Desired Qualifications*

 
  • One to three years of emergency room and facility coding, including coding and charge capture of ancillary and med administration charges, along with facility based edits experience in a large, fast-paced, and complex healthcare organization.
  • Extensive knowledge of CPT and ICD10-CM Professional and Facility Guidelines, federal, state, and payer-specific regulations and policies related to documentation, coding, and billing.
  • Ability to work independently, lead, manage, and mentor staff through complex work redesign efforts in a remote setting.
  • Logical, analytical, and organized with the ability to reprioritize quickly and efficiently.
  • Understanding of third-party payer, regulatory, and accreditation requirements.
  • Excellent collaboration, meeting facilitation, presentation, and communication skills with strong customer focus.
  • Exceptional analytical, problem-solving, organizational skills, and attention to detail.
  • Ability to work in a fast-paced environment under multiple pressures and deadlines.
  • Experience with Epic EHR, Computer Assisted Coding, SharePoint, Microsoft Office software.
  • Knowledge of University and departmental policies and procedures.

Modes of Work

 

Hybrid - the work requirements allow both onsite and offsite work and an employee has an expected recurring onsite presence. On occasion, the employee may be required and must be available to work onsite more frequently if necessitated by unit leadership

Positions that are eligible for hybrid or mobile/remote work mode are at the discretion of the hiring department. Work agreements are reviewed annually at a minimum and are subject to change at any time, and for any reason, throughout the course of employment. Learn more about the work modes.

Background Screening

 

Michigan Medicine conducts background screening and pre-employment drug testing on job candidates upon acceptance of a contingent job offer and may use a third party administrator to conduct background screenings.  Background screenings are performed in compliance with the Fair Credit Report Act.

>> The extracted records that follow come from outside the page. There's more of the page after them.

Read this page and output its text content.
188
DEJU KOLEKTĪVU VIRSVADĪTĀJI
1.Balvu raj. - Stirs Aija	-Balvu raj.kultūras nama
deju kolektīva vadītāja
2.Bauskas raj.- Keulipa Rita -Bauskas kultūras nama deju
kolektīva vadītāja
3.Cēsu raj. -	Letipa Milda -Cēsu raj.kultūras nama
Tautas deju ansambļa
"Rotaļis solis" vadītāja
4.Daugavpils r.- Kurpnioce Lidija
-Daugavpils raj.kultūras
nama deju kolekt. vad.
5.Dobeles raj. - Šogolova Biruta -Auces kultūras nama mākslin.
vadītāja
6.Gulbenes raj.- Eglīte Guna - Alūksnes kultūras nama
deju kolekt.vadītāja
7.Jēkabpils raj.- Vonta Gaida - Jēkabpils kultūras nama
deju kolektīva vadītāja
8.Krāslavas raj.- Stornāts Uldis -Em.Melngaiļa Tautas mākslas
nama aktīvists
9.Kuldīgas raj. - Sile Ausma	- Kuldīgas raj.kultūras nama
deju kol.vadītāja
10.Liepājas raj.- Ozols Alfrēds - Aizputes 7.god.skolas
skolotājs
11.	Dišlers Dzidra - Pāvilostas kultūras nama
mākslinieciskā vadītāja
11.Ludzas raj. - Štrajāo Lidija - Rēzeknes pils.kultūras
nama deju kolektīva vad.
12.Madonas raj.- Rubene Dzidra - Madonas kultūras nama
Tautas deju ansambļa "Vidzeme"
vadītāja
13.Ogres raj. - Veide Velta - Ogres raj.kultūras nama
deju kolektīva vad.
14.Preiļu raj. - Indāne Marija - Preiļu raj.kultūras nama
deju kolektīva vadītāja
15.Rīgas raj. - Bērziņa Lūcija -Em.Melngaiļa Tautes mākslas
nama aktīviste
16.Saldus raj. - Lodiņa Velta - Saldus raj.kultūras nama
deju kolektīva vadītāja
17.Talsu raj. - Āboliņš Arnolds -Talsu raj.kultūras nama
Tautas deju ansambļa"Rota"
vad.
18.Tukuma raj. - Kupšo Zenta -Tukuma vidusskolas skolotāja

Pre-employment drug testing applies to all selected candidates, including new or additional faculty and staff appointments, as well as transfers from other U-M campuses.

Application Deadline

 

Job openings are posted for a minimum of seven calendar days.  The review and selection process may begin as early as the eighth day after posting. This opening may be removed from posting boards and filled anytime after the minimum posting period has ended.

U-M EEO/AA Statement

 

The University of Michigan is an equal opportunity/affirmative action employer.